Ms. Andersen does a great job in balancing the personal stories of the Courtenays, Elizabeth and Anabel against the bigger picture of the highly volatile political situation. Mary Stuart, formerly Queen of Scots and now married to Philip of Spain, wants Spain to join forces with their Irish Catholic brethren against the English oppressors, and war is inevitable. It’s just a question of when it’s going to happen and how long Elizabeth has to prepare for it.
The relationship between the queen and her heir is very well drawn; Anabel is as keenly intelligent and politically astute as her mother, but she also has to face difficult choices in her personal life. A princess cannot afford to love where she chooses, and her growing attachment to Kit Courtenay can’t be allowed to interfere with the need for her to make a matrimonial alliance with France or Scotland. Kit’s twin sister, Pippa, who is Anabel’s closest friend and adviser, is also struggling with her feelings for Matthew Harrington (the son of their father’s oldest servant and friend) as well as to bear the burden placed upon her by the ‘gift’ which enables her to gain insight into the future. I particularly enjoyed seeing Kit come into his own in this book. Before, he was characterised as a charming, devil-may-care type who made people laugh and whom nobody took seriously. But now, he’s growing up and finding his identity apart from his father and the older brother he idolises but can’t help resenting. Dominic and Minuette have roles to play, too, and I enjoyed meeting them again. They are parents of grown children, yet it’s clear that they are still as devoted and in love as ever they were as they try to reconcile their desire to stay out of the spotlight with their strong sense of duty.
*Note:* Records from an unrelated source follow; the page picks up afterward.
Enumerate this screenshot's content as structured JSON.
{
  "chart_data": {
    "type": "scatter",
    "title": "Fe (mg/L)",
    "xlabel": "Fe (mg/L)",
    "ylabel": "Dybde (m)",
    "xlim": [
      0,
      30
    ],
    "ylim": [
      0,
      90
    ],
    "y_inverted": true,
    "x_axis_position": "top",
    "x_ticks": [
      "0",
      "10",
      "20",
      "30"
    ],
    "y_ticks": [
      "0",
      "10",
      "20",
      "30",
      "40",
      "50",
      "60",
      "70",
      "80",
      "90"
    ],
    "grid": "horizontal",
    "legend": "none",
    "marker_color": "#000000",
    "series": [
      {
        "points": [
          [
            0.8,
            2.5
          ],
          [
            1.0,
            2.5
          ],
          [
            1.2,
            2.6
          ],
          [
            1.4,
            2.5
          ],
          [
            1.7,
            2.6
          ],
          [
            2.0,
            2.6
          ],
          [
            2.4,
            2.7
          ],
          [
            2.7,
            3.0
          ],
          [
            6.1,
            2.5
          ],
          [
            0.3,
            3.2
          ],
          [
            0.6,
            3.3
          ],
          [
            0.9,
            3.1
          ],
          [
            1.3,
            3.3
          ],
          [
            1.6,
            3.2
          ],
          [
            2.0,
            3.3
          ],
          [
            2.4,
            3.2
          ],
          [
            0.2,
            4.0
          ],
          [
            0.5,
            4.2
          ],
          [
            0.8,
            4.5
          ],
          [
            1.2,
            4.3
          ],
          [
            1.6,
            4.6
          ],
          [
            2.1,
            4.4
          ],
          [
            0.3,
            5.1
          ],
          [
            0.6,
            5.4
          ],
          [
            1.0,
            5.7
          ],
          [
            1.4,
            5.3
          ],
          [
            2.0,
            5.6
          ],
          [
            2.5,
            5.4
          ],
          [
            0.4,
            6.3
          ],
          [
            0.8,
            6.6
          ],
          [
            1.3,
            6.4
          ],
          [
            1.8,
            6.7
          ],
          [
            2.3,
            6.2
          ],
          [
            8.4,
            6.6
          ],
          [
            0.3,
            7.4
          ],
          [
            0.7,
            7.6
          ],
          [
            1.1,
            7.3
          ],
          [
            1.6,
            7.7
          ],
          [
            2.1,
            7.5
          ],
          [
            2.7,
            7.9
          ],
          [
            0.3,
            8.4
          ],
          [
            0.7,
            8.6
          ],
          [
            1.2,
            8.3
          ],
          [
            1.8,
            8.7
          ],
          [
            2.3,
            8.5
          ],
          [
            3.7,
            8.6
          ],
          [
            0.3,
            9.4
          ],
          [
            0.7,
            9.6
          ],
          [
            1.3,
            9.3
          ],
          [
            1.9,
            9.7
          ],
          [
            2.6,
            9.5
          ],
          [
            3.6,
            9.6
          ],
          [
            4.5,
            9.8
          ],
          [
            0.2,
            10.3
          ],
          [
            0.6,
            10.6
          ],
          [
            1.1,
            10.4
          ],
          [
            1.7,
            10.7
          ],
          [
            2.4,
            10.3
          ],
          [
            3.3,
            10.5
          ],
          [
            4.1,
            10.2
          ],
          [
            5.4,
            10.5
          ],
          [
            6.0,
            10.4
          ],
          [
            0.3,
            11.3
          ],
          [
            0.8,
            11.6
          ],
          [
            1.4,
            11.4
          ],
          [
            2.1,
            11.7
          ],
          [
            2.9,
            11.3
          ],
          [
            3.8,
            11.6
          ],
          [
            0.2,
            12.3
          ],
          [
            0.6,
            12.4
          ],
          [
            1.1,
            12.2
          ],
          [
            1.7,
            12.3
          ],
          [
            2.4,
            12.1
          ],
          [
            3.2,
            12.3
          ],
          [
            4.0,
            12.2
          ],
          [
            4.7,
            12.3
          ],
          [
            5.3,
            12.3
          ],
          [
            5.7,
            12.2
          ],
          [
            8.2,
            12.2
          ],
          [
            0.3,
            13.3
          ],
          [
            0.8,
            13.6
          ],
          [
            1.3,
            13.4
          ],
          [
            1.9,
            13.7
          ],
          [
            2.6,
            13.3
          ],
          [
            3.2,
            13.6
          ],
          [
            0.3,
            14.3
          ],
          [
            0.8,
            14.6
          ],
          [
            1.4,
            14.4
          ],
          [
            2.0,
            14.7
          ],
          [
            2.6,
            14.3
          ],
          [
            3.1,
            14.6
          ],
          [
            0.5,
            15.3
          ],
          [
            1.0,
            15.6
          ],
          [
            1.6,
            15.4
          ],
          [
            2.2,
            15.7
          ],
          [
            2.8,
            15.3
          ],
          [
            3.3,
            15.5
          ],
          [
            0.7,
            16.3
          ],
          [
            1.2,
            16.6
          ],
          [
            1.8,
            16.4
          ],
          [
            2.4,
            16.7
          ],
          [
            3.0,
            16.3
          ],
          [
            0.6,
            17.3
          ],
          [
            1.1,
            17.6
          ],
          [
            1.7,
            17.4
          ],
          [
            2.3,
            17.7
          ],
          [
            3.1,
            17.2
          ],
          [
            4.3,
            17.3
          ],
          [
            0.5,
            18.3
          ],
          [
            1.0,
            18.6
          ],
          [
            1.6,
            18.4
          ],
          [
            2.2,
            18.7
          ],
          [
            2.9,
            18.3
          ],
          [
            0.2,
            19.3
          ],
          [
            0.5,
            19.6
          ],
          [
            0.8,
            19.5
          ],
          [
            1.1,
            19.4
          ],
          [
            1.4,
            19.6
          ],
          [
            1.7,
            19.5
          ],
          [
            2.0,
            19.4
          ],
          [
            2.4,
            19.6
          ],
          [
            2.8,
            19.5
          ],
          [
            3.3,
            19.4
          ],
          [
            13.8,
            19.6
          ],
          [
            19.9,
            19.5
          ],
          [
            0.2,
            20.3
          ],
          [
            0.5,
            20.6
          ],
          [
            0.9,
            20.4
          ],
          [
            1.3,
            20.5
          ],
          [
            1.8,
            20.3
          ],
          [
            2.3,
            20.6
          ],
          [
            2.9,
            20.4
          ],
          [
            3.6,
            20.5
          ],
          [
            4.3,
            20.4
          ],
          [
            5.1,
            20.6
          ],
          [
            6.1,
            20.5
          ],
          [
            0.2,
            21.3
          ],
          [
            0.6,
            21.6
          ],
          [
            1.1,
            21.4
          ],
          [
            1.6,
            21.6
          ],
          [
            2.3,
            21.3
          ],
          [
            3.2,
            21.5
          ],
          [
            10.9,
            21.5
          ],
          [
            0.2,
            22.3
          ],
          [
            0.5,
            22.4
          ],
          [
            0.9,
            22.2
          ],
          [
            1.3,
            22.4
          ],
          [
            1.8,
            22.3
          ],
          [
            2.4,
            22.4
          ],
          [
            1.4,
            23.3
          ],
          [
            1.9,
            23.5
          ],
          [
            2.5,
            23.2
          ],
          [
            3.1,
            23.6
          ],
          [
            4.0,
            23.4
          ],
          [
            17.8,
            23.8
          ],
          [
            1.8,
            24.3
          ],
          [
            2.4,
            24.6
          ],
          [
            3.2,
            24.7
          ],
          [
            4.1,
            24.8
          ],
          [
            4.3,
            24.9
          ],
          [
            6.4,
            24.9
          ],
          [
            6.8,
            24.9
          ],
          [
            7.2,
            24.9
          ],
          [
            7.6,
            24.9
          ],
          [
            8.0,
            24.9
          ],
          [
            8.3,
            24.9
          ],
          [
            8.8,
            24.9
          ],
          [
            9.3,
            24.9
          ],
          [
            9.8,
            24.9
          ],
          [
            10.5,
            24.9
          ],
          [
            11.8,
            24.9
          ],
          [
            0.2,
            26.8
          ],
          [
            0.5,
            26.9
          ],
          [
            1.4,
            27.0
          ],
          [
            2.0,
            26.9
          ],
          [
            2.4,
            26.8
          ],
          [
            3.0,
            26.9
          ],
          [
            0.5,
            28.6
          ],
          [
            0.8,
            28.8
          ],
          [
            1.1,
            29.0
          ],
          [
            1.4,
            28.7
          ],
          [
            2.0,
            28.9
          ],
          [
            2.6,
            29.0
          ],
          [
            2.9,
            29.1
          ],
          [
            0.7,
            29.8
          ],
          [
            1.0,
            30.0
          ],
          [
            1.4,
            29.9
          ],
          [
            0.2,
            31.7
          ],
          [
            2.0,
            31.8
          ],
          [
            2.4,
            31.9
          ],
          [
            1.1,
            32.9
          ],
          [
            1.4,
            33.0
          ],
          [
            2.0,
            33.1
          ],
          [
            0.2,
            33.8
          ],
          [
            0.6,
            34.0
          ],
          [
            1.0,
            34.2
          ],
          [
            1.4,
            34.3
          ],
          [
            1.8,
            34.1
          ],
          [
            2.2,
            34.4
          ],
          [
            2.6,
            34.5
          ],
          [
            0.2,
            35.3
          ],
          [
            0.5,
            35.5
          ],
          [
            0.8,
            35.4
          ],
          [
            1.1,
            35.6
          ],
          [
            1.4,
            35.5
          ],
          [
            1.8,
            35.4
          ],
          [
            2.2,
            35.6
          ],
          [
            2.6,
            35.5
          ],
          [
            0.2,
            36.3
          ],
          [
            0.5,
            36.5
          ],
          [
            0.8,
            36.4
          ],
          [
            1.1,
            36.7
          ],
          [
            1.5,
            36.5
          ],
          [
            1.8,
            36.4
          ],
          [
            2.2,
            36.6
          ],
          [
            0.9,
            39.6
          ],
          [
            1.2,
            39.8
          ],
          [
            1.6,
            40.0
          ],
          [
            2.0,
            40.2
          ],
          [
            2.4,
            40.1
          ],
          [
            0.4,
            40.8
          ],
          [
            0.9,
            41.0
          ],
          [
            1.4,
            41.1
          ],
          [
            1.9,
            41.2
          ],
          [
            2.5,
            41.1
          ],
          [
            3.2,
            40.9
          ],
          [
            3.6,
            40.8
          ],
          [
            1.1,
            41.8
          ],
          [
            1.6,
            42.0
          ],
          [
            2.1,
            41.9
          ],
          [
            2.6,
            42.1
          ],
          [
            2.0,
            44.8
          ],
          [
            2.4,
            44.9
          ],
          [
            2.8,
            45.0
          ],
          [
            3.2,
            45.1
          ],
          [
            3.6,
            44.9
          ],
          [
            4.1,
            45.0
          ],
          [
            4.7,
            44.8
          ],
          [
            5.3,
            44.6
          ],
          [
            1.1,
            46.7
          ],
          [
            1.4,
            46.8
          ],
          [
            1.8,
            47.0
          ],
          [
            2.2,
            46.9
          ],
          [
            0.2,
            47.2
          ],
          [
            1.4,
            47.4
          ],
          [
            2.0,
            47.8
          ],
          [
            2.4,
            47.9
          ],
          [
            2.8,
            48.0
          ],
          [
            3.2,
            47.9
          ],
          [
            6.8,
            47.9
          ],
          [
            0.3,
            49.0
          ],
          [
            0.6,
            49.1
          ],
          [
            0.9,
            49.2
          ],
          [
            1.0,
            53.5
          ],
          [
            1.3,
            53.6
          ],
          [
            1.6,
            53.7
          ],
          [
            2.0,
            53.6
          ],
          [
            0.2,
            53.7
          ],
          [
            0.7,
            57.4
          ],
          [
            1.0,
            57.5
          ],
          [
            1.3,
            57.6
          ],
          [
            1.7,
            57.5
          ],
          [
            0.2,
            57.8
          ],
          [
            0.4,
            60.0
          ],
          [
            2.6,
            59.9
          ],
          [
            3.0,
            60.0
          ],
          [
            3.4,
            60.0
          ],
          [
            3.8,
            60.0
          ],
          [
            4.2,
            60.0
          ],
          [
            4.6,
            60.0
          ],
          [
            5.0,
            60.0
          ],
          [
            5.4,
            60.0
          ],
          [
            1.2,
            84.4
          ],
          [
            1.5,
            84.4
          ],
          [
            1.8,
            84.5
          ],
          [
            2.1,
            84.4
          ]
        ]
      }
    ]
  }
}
There are several different storylines being pursued here, some of which end with the book and some which will no doubt be concluded in the following one, The Virgin’s War. Ms Andersen has once again crafted a compelling, fast-moving and complex story and peopled it with a set of principal characters it’s easy to care about and root for. The Virgin’s Spy is a terrific read and I’d definitely recommend it to anyone who enjoys historical fiction but is in the mood for something a little different.